A Network and Pathway Analysis of Genes Associated With Atrial Fibrillation

Background: Atrial fibrillation (AF) is affected by both environmental and genetic factors. Previous genetic association studies, especially genome-wide association studies, revealed a large group of AF-associated genes. However, little is known about the functions and interactions of these genes. Moreover, established genetic variants of AF contribute modestly to AF variance, implying that numerous additional AF-associated genetic variations need to be identified. Hence, a systematic network and pathway analysis is needed.

Methods: We retrieved all AF-associated genes from genetic association studies in various databases and performed integrative analyses including pathway enrichment analysis, pathway crosstalk analysis, network analysis, and microarray meta-analysis.
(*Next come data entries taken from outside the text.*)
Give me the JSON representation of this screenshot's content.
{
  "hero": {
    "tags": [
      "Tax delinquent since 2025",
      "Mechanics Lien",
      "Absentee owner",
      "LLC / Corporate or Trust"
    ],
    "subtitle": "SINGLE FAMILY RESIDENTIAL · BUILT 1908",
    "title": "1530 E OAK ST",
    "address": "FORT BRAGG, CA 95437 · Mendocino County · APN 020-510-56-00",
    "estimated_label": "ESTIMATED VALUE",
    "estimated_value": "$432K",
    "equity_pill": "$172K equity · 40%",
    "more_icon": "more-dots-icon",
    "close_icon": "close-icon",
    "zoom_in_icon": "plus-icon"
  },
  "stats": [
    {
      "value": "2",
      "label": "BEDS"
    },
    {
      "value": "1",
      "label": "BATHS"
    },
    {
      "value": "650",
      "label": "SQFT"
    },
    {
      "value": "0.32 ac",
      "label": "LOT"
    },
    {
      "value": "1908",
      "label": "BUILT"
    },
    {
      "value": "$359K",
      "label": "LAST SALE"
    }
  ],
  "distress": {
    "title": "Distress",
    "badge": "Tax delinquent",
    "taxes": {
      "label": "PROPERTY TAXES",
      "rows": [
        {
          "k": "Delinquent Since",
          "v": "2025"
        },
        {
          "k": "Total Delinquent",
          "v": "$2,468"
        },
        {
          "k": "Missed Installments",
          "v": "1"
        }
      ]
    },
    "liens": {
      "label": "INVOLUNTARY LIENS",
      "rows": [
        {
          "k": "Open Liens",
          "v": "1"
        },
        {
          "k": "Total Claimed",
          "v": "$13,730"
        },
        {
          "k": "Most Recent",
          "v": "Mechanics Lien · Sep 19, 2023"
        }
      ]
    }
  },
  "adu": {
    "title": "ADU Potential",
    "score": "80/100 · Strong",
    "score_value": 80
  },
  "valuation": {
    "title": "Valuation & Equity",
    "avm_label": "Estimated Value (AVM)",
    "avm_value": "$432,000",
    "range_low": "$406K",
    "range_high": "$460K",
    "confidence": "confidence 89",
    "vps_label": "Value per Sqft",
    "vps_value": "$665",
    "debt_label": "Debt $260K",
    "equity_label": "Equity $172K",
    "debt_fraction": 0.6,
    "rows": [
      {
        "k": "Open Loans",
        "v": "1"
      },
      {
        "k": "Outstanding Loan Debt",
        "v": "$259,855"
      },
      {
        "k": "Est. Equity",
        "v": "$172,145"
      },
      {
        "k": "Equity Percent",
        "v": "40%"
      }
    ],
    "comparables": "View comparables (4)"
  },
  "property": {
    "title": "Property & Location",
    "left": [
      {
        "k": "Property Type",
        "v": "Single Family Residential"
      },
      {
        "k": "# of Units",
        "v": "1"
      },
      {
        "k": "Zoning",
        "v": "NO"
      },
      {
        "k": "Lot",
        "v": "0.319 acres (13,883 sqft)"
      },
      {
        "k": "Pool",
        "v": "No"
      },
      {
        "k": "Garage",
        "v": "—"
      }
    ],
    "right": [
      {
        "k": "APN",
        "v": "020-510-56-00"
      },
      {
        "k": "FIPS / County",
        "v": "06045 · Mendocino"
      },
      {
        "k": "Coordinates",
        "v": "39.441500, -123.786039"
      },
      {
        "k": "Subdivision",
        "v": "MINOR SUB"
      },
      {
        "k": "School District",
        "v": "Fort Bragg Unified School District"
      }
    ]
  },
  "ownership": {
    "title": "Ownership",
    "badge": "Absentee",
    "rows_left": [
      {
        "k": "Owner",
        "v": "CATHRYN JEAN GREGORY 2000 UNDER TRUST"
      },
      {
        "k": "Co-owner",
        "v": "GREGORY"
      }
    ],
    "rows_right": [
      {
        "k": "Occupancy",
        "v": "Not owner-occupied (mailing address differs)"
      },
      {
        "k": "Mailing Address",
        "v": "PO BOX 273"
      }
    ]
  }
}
Results: We collected 254 AF-associated genes from genetic association studies in various databases. Pathway enrichment analysis revealed the top biological pathways that were enriched in the AF-associated genes related to cardiac electromechanical activity. Pathway crosstalk analysis showed that numerous neuro-endocrine-immune pathways connected AF with various diseases including cancers, inflammatory diseases, and cardiovascular diseases. Furthermore, an AF-specific subnetwork was constructed with the prize-collecting Steiner forest algorithm based on the AF-associated genes, and 24 novel genes that were potentially associated with AF were inferred by the subnetwork. In the microarray meta-analysis, six of the 24 novel genes (APLP1, CREB1, CREBBP, PRMT1, IRAK1, and PLXND1) were expressed differentially in patients with AF and sinus rhythm.

Conclusions: AF is not only an isolated disease with abnormal electrophysiological activity but might also share a common genetic basis and biological process with tumors and inflammatory diseases as well as cardiovascular diseases. Moreover, the six novel genes inferred from network analysis might help detect the missing AF risk loci.